It’s really hard to take an honest look at yourself by yourself without having a sounding board or someone to talk you through what you’re feeling or what you’re thinking. It’s very easy to analyze and judge other people, but it’s almost impossible to do it for yourself. It’s almost an essential component for career advancement.

If you’re at a certain position or phase in your career, and you’re happy with what you’re doing, and you know exactly what you’re going after, then great. Maybe you don’t necessarily need coaching that much. But anyone who’s experiencing any doubt or knows that they could be doing more, or is wondering what direction to take next would greatly benefit from having that sounding board, that companion in this kind of growth.

I think anyone who is at a point in their career or their life where they’re questioning what direction to go in, or trying to change directions or may not feel that they’re using their skills to the best of their ability, and wondering where they fit in, how they can do more and do better, would be a perfect candidate to come in and work with K Street Coaching and realize what is it they do, what they’re good at and what it is that they shouldn’t necessarily be wasting their energy on. Those are valuable lessons.

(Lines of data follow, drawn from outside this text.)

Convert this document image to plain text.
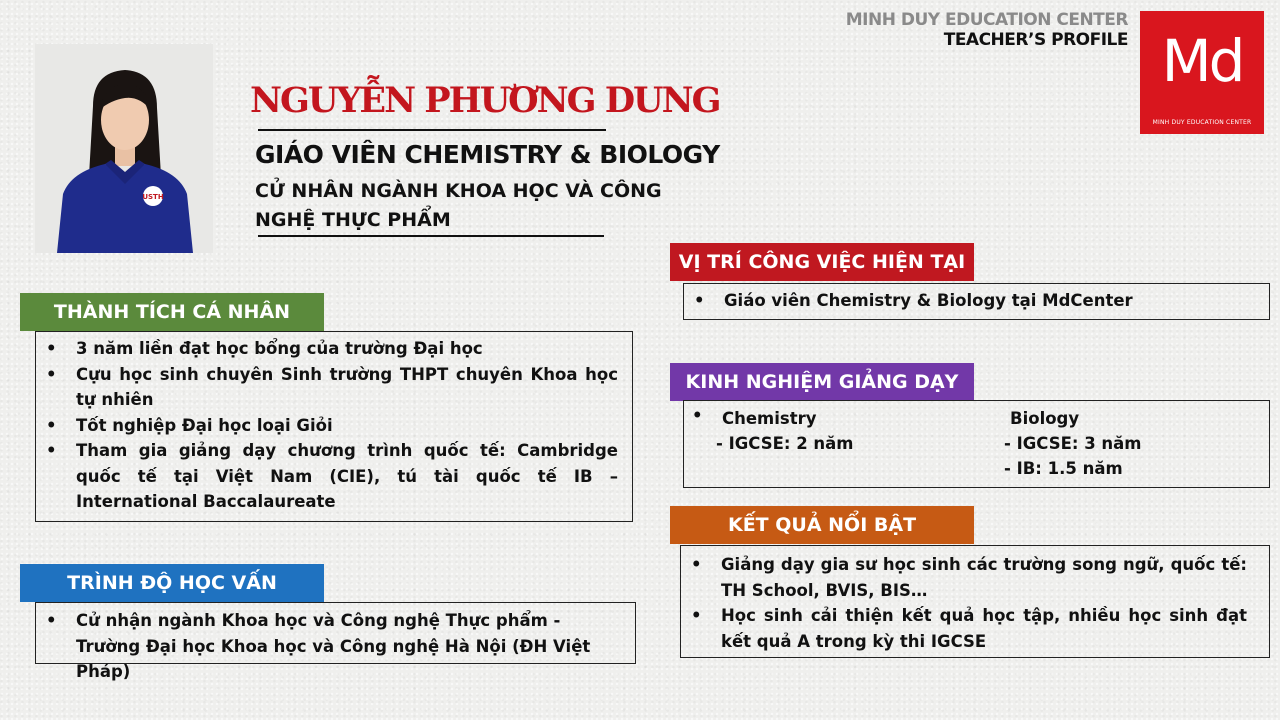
MINH DUY EDUCATION CENTER
TEACHER’S PROFILE Md
MINH DUY EDUCATION CENTER
USTH
NGUYỄN PHƯƠNG DUNG
GIÁO VIÊN CHEMISTRY & BIOLOGY
CỬ NHÂN NGÀNH KHOA HỌC VÀ CÔNG NGHỆ THỰC PHẨM
THÀNH TÍCH CÁ NHÂN
• 3 năm liền đạt học bổng của trường Đại học
• Cựu học sinh chuyên Sinh trường THPT chuyên Khoa học tự nhiên
• Tốt nghiệp Đại học loại Giỏi
• Tham gia giảng dạy chương trình quốc tế: Cambridge quốc tế tại Việt Nam (CIE), tú tài quốc tế IB – International Baccalaureate
TRÌNH ĐỘ HỌC VẤN
• Cử nhận ngành Khoa học và Công nghệ Thực phẩm - Trường Đại học Khoa học và Công nghệ Hà Nội (ĐH Việt Pháp)
VỊ TRÍ CÔNG VIỆC HIỆN TẠI
• Giáo viên Chemistry & Biology tại MdCenter
KINH NGHIỆM GIẢNG DẠY
• Chemistry
- IGCSE: 2 năm
Biology
- IGCSE: 3 năm
- IB: 1.5 năm
KẾT QUẢ NỔI BẬT
• Giảng dạy gia sư học sinh các trường song ngữ, quốc tế: TH School, BVIS, BIS…
• Học sinh cải thiện kết quả học tập, nhiều học sinh đạt kết quả A trong kỳ thi IGCSE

What does the ‘before’ and ‘after’ look like? For me the ‘before’ was, “I’ve got a bunch of experience, but I’m not really sure how it all ties together; what my narrative is, what my story is, how to tell it.” Now I feel a lot more confident, whether it’s going to job interviews or explaining to colleagues or to friends or to potential employers or to clients, “What is it that I do? What am I about? How can I help them? What is it that I bring that’s unique? How is my background unique? How are my skills unique?” as opposed to “I just kinda did a bunch of things that are cool, but I don’t know how all this ties together or what this means.”

One of the biggest takeaways for me was just actually thinking critically about what it is that I know and what it is that I can provide analysis on, and reassessing my not just skill set but my actual database of knowledge, and contextualizing it in the current environment. “What does what I know mean and how can I use it?”

That was helpful and it’s something that in day-to-day life you don’t really get to do. You don’t get to reflect as much as you’d like — or sometimes ever — on what it is that you’ve accomplished or the knowledge that you’ve accumulated and how you are using it and what you can do with it for the next phase of your career or your life, to help others. I think that was a really valuable lesson for me.

Coaching has helped me be more mindful of the work that I do, recognizing what skills I’m applying in my work, and how I’m using my strengths on a day-to-day basis, actually employing those strengths to be better at my job, realizing that I bring something to the table that is unique. That’s been a confidence booster.

My husband has noticed there’s more relish in my work, that I’m actually enjoying what I’m doing and working on things I enjoy. I pick out projects to work on that are a good fit. My coworkers, too, recognize that I bring certain strengths to the team and acknowledge them and put me to work on relationship-building and on the kind of assignments where I’m actually able to bring my best self to the project. They recognize that and use my skills accordingly, which is gratifying.